La tragedia de las gemelas de Sallent
Las gemelas de Sallent. No me las quito de la cabeza. Una y otra vez, visualizo una mano gigante que manipula el reloj cósmico para detener las manecillas en el justo instante en que las niñas cogen los taburetes para encaramarse a la barandilla del balcón. O bien esa mano las rescata en pleno salto al vacío. Alana, de 12 años, murió en el acto; su hermana, Leila, se recupera en el hospital Parc Taulí, de Sabadell. Dejaron dos cartas explicando los motivos: Alana quería ser un chico y que la llamaran Iván, y se sentía incomprendida por sus sentimientos; Leila seguiría a su gemela hasta el final por solidaridad, por íntima compenetración. Cuesta tragar saliva después del párrafo.

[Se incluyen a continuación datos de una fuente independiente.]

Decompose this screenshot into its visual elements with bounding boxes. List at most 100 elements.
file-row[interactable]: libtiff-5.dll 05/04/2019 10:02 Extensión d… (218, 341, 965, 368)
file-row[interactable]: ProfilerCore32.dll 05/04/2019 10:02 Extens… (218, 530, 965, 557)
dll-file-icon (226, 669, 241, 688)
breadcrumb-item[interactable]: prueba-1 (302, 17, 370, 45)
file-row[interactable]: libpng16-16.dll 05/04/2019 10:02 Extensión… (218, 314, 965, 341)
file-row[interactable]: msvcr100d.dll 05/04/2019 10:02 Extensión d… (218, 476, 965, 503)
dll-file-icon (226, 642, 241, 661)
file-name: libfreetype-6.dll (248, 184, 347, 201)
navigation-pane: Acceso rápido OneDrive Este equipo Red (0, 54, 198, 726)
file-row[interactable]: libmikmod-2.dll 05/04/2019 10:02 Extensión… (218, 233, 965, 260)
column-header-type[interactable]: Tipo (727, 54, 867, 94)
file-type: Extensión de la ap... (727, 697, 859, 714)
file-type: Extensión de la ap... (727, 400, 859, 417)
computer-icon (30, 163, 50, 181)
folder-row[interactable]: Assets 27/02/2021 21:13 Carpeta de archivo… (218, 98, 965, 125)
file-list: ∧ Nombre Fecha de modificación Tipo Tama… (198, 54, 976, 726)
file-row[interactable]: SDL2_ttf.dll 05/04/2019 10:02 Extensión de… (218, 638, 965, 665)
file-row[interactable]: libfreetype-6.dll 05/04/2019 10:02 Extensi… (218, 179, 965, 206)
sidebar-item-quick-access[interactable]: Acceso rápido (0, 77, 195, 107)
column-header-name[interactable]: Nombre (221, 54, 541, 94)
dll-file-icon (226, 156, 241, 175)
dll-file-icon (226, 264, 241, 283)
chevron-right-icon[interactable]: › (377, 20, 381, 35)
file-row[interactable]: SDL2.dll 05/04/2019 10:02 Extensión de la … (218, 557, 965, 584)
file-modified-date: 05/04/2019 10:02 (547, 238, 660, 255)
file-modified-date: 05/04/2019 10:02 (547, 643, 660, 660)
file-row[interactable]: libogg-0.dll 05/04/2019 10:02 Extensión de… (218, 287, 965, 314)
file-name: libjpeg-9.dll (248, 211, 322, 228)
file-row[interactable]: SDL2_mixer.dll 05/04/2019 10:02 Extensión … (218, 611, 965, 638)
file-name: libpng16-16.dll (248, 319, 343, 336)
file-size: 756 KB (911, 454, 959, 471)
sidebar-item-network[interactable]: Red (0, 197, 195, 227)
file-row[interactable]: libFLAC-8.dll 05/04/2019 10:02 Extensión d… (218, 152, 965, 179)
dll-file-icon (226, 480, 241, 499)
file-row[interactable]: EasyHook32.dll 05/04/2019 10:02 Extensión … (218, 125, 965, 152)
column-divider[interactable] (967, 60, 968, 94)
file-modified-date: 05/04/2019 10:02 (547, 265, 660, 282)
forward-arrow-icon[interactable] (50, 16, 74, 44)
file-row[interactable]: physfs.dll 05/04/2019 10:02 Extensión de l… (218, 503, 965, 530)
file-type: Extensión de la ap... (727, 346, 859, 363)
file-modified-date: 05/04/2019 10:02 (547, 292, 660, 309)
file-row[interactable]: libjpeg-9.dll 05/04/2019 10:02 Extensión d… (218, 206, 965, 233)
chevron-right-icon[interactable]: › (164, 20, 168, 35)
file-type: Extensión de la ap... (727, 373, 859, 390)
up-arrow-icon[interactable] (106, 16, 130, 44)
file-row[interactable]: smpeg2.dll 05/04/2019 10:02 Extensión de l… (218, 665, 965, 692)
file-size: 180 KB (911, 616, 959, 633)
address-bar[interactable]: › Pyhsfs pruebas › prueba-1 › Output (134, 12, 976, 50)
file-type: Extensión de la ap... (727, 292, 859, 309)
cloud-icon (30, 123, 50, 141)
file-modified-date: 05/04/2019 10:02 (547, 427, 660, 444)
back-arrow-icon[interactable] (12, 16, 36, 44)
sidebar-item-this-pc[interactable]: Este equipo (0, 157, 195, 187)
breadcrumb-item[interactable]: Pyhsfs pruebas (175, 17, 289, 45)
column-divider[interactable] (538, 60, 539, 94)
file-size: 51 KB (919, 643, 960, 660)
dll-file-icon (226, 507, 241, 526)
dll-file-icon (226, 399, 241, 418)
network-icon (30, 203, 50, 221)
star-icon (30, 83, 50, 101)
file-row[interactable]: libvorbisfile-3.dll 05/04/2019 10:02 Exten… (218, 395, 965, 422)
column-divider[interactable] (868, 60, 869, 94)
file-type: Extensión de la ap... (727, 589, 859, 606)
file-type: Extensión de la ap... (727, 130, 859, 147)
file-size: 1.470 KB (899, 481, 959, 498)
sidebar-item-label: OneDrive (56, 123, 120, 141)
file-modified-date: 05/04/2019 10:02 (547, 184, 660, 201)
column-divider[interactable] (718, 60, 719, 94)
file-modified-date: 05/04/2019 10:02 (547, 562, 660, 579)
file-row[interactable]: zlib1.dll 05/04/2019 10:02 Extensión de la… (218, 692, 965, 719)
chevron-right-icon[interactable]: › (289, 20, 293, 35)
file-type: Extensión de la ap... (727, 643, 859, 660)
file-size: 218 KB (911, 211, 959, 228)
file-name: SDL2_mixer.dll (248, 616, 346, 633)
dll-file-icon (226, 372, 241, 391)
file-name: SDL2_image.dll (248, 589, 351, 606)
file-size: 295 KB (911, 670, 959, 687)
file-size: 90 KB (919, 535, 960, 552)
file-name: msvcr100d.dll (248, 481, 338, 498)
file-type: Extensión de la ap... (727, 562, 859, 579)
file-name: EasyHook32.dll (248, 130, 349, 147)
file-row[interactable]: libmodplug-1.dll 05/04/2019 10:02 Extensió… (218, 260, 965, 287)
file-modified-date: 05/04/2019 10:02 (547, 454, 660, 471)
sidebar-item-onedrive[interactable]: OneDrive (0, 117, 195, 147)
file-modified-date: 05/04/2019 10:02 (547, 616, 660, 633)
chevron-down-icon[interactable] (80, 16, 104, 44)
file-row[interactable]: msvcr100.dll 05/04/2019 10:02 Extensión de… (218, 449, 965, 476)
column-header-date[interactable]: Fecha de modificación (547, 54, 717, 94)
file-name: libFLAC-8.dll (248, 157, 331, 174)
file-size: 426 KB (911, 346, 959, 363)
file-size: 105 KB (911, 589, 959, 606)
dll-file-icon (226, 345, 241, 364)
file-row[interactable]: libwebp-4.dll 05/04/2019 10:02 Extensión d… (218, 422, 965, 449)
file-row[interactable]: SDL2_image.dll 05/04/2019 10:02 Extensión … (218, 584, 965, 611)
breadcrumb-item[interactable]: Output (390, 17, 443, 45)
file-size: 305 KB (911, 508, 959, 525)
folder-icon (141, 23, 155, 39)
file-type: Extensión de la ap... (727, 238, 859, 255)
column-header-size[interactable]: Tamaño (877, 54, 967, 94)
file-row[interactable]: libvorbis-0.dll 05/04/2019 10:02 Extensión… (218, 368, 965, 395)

Probablemente, no habrá una explicación única. En los suicidios no suele haberlas. Pero llama la atención que, en un primer momento, tanto el Departament d’Educació como el ayuntamiento de Sallent se apresuraran a descartar que las menores hubiesen sufrido acoso escolar y a subrayar que ambas recibían atención psicológica en el instituto donde estudiaban. Algo no funcionó, pues, como debía. No se trata de señalar y machacar, sino de evitar la repetición de la tragedia.
Guerra contra el mundo.
Estás en guerra contigo y contra el mundo, te irritan los padres y le harías vudú a medio claustro. Quieres que te hagan caso y, a la vez, que te dejen en paz. No eres ni un niño ni un adulto, pero en ocasiones te tratan como si fueras un idiota, con razonamientos que dinamitan la lógica. O te sermonean. No comprendes la electricidad que te sacude. Las tetas duelen al brotar, y serías capaz de ponerte un cárdigan en pleno agosto con tal de que nadie advirtiera esos dos bultitos, apenas yemas de un árbol tierno. El drama de los granos. El bigote torpe de los chicos. Los gallos. Burlas en la escuela porque eres gordo o llevas gafas de miope o porque hablas con acento argentino y le llamas pollera a la falda. Pongamos también que en casa falta dinero y sobran las broncas entre tus padres.
La adolescencia es a menudo un lugar inhóspito, pero me da la impresión de que los chicos nunca han estado tan confundidos como ahora. Serán las redes sociales, los móviles, las modas, la imagen exterior y el postureo, el afán por experimentar cosas nuevas y romper moldes sociales o las consecuencias de la maldita pandemia. En cualquier caso, informes y expertos alertan del aumento de pensamientos suicidas, autolesiones y enfermedades mentales entre los más jóvenes. Faltan pedagogos, psicólogos, terapeutas en los institutos. Los profes van desbordados. No se trata de medicalizarlos, sino de tenderles una mano, una mano que quizá también tiemble en esta época de múltiples desconciertos, pero una mano recia, de adulto. La mano que sostiene en el vacío.